Select Page

ECJ Rules on ‘worker’ status under WTD

Currently in Employment law there is much debate over who is classed as a worker. It has created a grey area in the law developed by the emergence of the gig-economy which has been started by companies such as Uber and Amazon. The case below may provide some much-needed clarity over this debate.

The European Court of Justice (ECJ) has recently heard the case of B v Yodel Delivery Network Ltd. The case was to determine whether a delivery driver, who was working for the parcel delivery company yodel, was classed as a worker for the European Working Time Directive.

The facts of the case were that B’s courier service agreement stated he was a self-employed independent contractor. He would use his own vehicle and mobile phone to communicate with customers. To use the software provided by Yodel on their hand-held delivery device, he had to undergo training. He was under no obligation to deliver the parcel’s personally, but Yodel could deny the use of a substitute if the said substitute did not have the required skills or qualifications. There was no requirement from Yodel to provide work and no requirement from B to accept the work. Drivers are able to choose the route and time they deliver parcels unless it is a fixed-time delivery, but drivers did have to work from 7:30am to 9pm. The drivers were paid a fixed rate per parcel.

The ECJ highlighted factors such as:

• the power of substitution;
• no work needed to be provided or accepted (the mutuality of obligation); and
• the worker was subject to as little control as possible, he could work his own hours and drive his own route.

They stated that where an individual has the power to choose the manner in which his tasks are performed, the time and place of work – these factors would lend themselves to a relation of an independent service provider. They did however state that an essential part of the employment relationship was that an individual performs tasks under the direction of another person, and for that person in return for remuneration, which is what was happening in the case.
The ECJ made a ruling by way of reasoned order, which essentially means they have given guidance on what will determine the classification but they will refer the question back to the courts which originally referred the case to the ECJ and the referring court will use existing case law to answer the question.

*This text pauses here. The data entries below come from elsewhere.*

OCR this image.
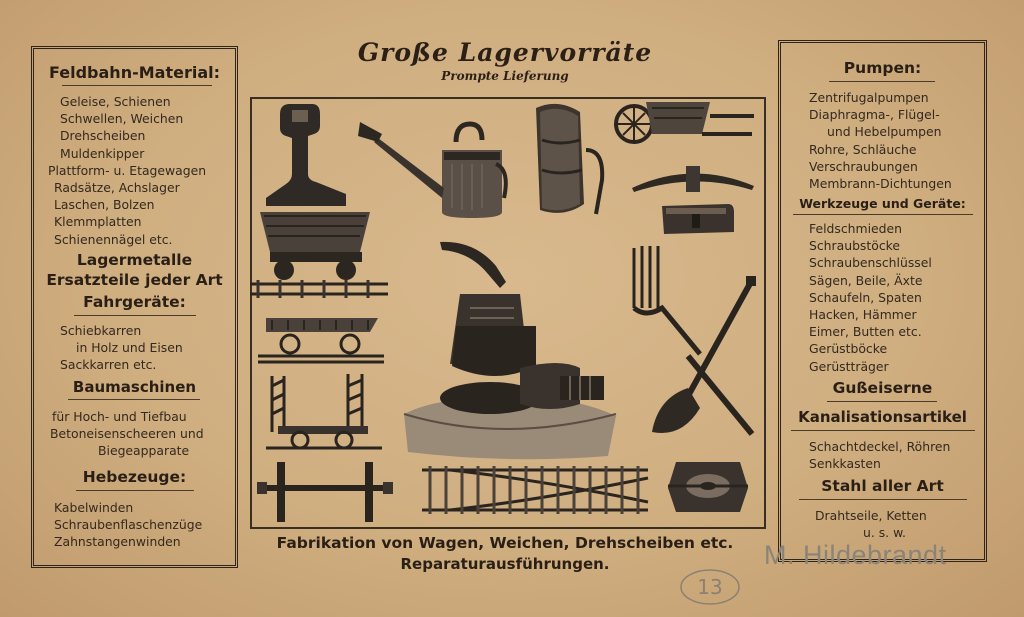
Feldbahn-Material:
Geleise, Schienen
Schwellen, Weichen
Drehscheiben
Muldenkipper
Plattform- u. Etagewagen
Radsätze, Achslager
Laschen, Bolzen
Klemmplatten
Schienennägel etc.
Lagermetalle
Ersatzteile jeder Art
Fahrgeräte:
Schiebkarren
in Holz und Eisen
Sackkarren etc.
Baumaschinen
für Hoch- und Tiefbau
Betoneisenscheeren und
Biegeapparate
Hebezeuge:
Kabelwinden
Schraubenflaschenzüge
Zahnstangenwinden
Pumpen:
Zentrifugalpumpen
Diaphragma-, Flügel-
und Hebelpumpen
Rohre, Schläuche
Verschraubungen
Membrann-Dichtungen
Werkzeuge und Geräte:
Feldschmieden
Schraubstöcke
Schraubenschlüssel
Sägen, Beile, Äxte
Schaufeln, Spaten
Hacken, Hämmer
Eimer, Butten etc.
Gerüstböcke
Gerüstträger
Gußeiserne
Kanalisationsartikel
Schachtdeckel, Röhren
Senkkasten
Stahl aller Art
Drahtseile, Ketten
u. s. w.
Große Lagervorräte
Prompte Lieferung
Fabrikation von Wagen, Weichen, Drehscheiben etc.
Reparaturausführungen.	M. Hildebrandt
13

The ECJ went on to highlight to the employment tribunal the factors that would carry significant weight when they make their ruling. They noted that the claimant appeared to have a great deal of freedom in terms of his relationship with Yodel. They stated the tribunal would have to look at the practical reality of the situation and decide whether the apparent freedom was notional. The second factor that would carry significant weight would be whether the relationship between the claimant and Yodel was one of a subordinate, to do this the tribunal would need to look at the factors the analysed above.
From the decisions, regarding these factors, made by the tribunal it would be for them to decide whether the claimant was classed as a worker.

The decision which will eventually be made could have a major impact on the gig economy which has recently seem a boom in the UK so it will be very interesting to see the outcome of the hearing.